I am immediately concerned why bad service is even an option at the doctor’s office. I am also so bored while waiting that I sit there trying to figure out a way to have all three. Maybe if I solve this riddle and present the answer to the doctor I will win free healthcare for life!
Cut to 2019, I am still paying (a lot) for healthcare.
As a business owner and a service provider (like the doctor) I realize that there is serious love triangle happening between Cost, Quality, and Time. Cost is usually always in the center. Since we are a development shop I will use examples of the challenges business owners face when trying to create their own websites, web applications, mobiles applications, software, etc. These challenges though can really apply to any industry or business strategy.
Developing a mobile and web application requires a significant investment to get started and build your base. This investment will be a part of your ongoing operational cost as your business progresses; you will start to add on new features, make changes to existing functionalities, change your mind, release updates based on user feedback, change your mind again, upgrade your infrastructure to accommodate your growing audience, etc.
Usually when a business approaches a development shop they have set a deadline in mind for when they would like to launch their app, have a huge list of features and ideas to create, and….. a missing budget. Believe it or not, even though we are in the golden era of technology most people are unfamiliar with the processes and costs of development, design and maintenance. The pricing structure of development companies also vary significantly due to differences in style, quality, project management, skill level and resources.
Business owners must define their budget, analyze their business strategy to determine how they will get a return on investment (ROI), create a rollout strategy with timelines that align with their market, and determine what quality and product they will be satisfied with and how they plan to continue improving it. But even if you have all of these written down, business (any business) is always in a state of change. Budgets will fluctuate, timelines will be moved up or down as priorities shift, and quality will change to incorporate feedback, new directions, new collaborators and many other factors. There will never be a perfect synergy between the three because they are always changing. This is the Budget Love Triangle.
So how do you run a business in the center of this love triangle? By understanding that there will be different couples at different times.
Sometimes budget and time will be the It couple; budget is constrained and a deadline cannot be changed or loss will occur so quality will have to be adjusted until additional funds are secured. This isn’t necessarily a bad thing. Adjusting quality doesn’t mean delivering bad products it means you will have to prioritize what you need versus what you want. For example: you are building an e-commerce website for sofas and you think it would be cool to add augmented reality so people can see what the sofa looks like inside their living room. Right now, you just don’t have the budget for it and the longer you wait to make the website live the more sales you know you’re missing. So, although you want augmented reality, right now all you need is pictures of the sofas. Once you get your website started and sales start coming in and your budget expands you might be able to add augmented reality to your online store (but it will probably take time….new couple alert).

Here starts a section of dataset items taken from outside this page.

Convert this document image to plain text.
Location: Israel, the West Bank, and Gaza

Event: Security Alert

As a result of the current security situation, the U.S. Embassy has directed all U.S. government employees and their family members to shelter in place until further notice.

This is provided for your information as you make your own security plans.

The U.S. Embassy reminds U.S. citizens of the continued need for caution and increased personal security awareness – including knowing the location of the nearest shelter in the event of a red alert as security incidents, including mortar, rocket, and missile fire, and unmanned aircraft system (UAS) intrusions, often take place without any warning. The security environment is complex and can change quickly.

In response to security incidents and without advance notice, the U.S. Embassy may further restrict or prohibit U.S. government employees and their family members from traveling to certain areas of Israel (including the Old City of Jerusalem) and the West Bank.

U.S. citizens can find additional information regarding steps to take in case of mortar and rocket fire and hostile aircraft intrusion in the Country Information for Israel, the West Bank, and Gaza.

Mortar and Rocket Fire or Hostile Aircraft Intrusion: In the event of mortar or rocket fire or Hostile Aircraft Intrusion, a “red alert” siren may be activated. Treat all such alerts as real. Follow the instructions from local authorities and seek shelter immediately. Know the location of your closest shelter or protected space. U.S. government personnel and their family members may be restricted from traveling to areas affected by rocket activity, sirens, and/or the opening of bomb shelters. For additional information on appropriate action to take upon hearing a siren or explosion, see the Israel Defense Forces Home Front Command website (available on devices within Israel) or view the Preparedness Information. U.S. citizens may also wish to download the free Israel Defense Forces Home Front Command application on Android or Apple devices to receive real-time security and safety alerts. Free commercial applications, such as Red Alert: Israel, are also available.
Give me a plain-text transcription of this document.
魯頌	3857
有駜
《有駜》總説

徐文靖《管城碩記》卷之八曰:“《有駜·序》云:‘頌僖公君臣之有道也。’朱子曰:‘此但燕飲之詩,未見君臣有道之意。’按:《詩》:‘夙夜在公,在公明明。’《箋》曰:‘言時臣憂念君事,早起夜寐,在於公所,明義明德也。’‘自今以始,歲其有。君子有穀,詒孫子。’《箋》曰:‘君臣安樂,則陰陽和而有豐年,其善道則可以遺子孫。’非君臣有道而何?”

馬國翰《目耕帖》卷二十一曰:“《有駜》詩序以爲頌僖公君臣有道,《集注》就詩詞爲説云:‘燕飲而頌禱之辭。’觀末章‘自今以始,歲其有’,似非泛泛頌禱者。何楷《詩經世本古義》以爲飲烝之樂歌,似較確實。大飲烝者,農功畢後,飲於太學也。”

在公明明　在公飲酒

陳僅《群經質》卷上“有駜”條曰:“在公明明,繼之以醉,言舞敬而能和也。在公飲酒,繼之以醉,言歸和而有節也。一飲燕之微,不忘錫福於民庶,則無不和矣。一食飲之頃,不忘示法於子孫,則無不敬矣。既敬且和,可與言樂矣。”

Sometimes you will need to deliver something on time and the quality has to be amazing in order to ensure long-term business so your budget and spend ends up having to match that requirement. For example: you have a great idea for a mobile application, investors are ready to throw their money at you but want to see a working prototype in 2 months. If you believe strongly in the potential of your product then you have to be willing to make the monetary investment to produce an impressive prototype by the given deadline. Time and quality are the current couple but once you get those investment funds a new couple might take over.
Everyday in business is like The Bachelor or The Bachelorette. There will always be a love triangle (Cost, Quality & Time) and usually one couple prevails….until the next season.